Fr. Pernin saves tabernacle
Fr. Pernin managed to save the tabernacle from his church and carry it, while dragging his wagon to the Peshtigo River. In the jostling and bedlam, the wagon was pushed into the water and the tabernacle floated away. The next day, it was found, resting upright and dry, on a log in the river — with the sacred species safe inside. Today, the tabernacle spends part of the year at St. Mary, Peshtigo, and the summer at the Peshtigo Fire Museum.
Fr. Pernin described the scene at the river in his memoir, “The Finger of God Was There.”
“I chanced to look either to the right or left, before me or upwards, I saw nothing but flames. … I saw nothing but immense volumes of flames covering the firmament, rolling one over the other with stormy violence …”
Fr. Pernin survived that night by staying in the river, though his eyes were damaged by the heat and he became sick from the chill of being soaked in the cold water. Many people stayed in the river that night.

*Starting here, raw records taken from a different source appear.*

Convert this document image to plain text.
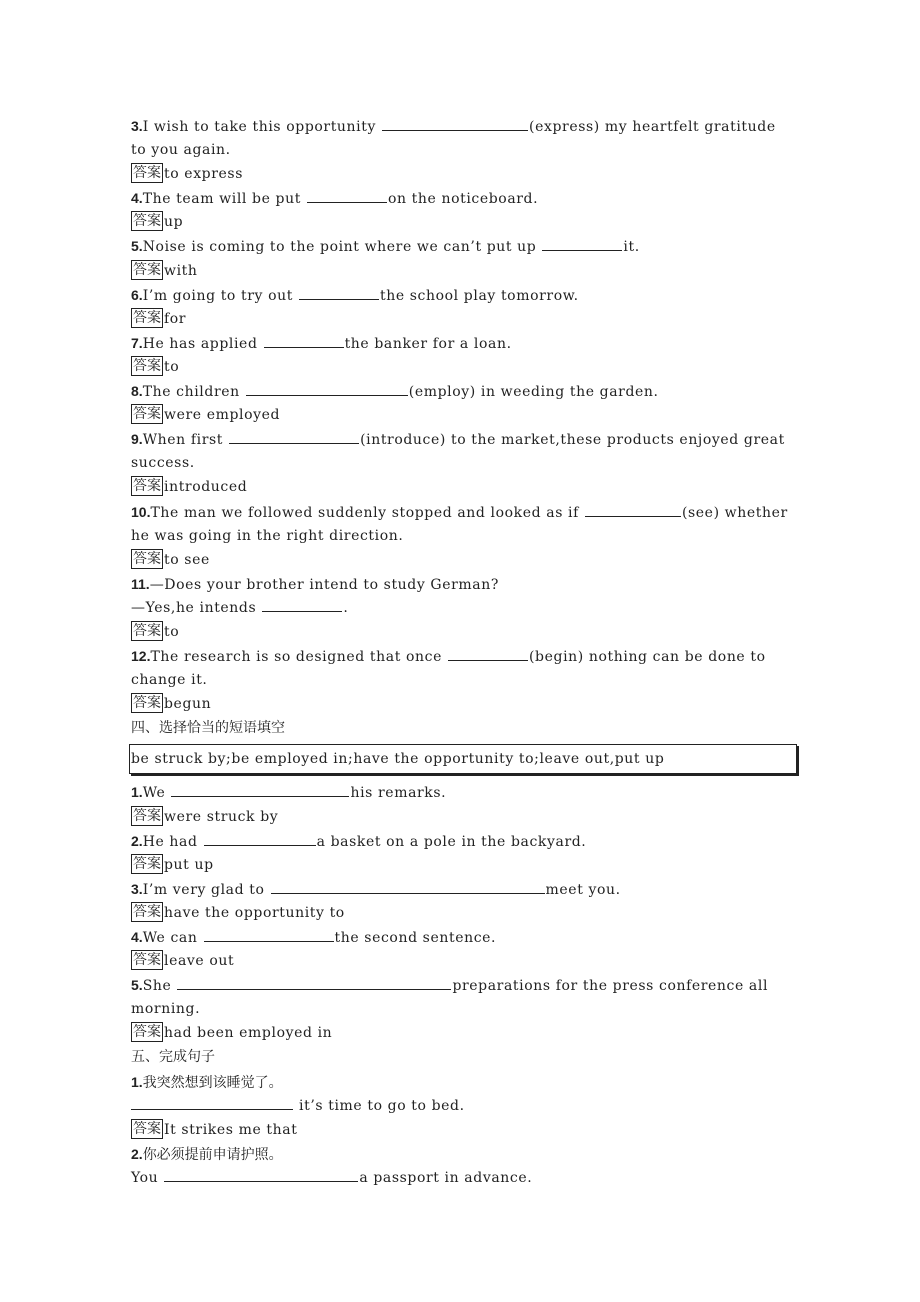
3.I wish to take this opportunity	(express) my heartfelt gratitude
to you again.
答案 to express
4.The team will be put	on the noticeboard.
答案 up
5.Noise is coming to the point where we can’t put up	it.
答案 with
6.I’m going to try out	the school play tomorrow.
答案 for
7.He has applied	the banker for a loan.
答案 to
8.The children	(employ) in weeding the garden.
答案 were employed
9.When first	(introduce) to the market,these products enjoyed great
success.
答案 introduced
10.The man we followed suddenly stopped and looked as if	(see) whether
he was going in the right direction.
答案 to see
11.—Does your brother intend to study German?
—Yes,he intends	.
答案 to
12.The research is so designed that once	(begin) nothing can be done to
change it.
答案 begun
四、选择恰当的短语填空
be struck by;be employed in;have the opportunity to;leave out,put up
1.We	his remarks.
答案 were struck by
2.He had	a basket on a pole in the backyard.
答案 put up
3.I’m very glad to	meet you.
答案 have the opportunity to
4.We can	the second sentence.
答案 leave out
5.She	preparations for the press conference all
morning.
答案 had been employed in
五、完成句子
1.我突然想到该睡觉了。
it’s time to go to bed.
答案 It strikes me that
2.你必须提前申请护照。
You	a passport in advance.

Further south and east of Peshtigo, lower Door County and northern Brown and Kewaunee counties were also burning. The town of Brussels was destroyed by the fire. Adele Brise and her companions at the Chapel knew they could not escape the fire. So they took up a statue of Mary and bore it in procession around the grounds. They were joined by local people fleeing to the site. Fr. Pernin, in recording what Adele told him later, said they processed on their knees, praying the rosary.
“When the flame and wind blew so strongly in the direction of the chapel as to prevent their further progress, unless they exposed themselves to suffocation,” Fr. Pernin wrote, “they awaited a lull in the storm or turning in another direction (and) continued to hope and pray.”
Chapel survives fire
By morning, he continued, all “the houses and fences in the neighborhood had been burned with the exception of the school, the chapel and fence surrounding the six acres of land consecrated to the Blessed Virgin.”
Fr. Pernin noted that the area not burned by the fire, a “winding path surrounding the enclosure being only eight or 10 feet wide, … now shone out like an emerald island amid a sea of ashes.”
The priest, who rebuilt his two churches, stopped short of calling either the salvaging of the Peshtigo tabernacle or the survival of the Chapel grounds a miracle. But, he “earnestly counseled” anyone who could do so to visit Adele to question her about the events and “return edified and happy at heart.”
The Peshtigo tabernacle was later moved to Marinette. Today, the tabernacle is kept in a special room next to the sacristy of St. Mary Church in Peshtigo most of the year.
Last summer, due to COVID-19, the Peshtigo Fire Museum did not open. This year, it will open on Memorial Day and the tabernacle is scheduled to be there. The museum, located in the former church building of St. Mary Parish, built in 1927, is at 400 Oconto Ave. It is open until Oct. 8. The nearby cemetery contains the graves of many of the fire’s victims, some with their stories engraved on monuments.
Corrie Campbell, communications director at the National Shrine of Our Lady of Good Help, contributed to this story.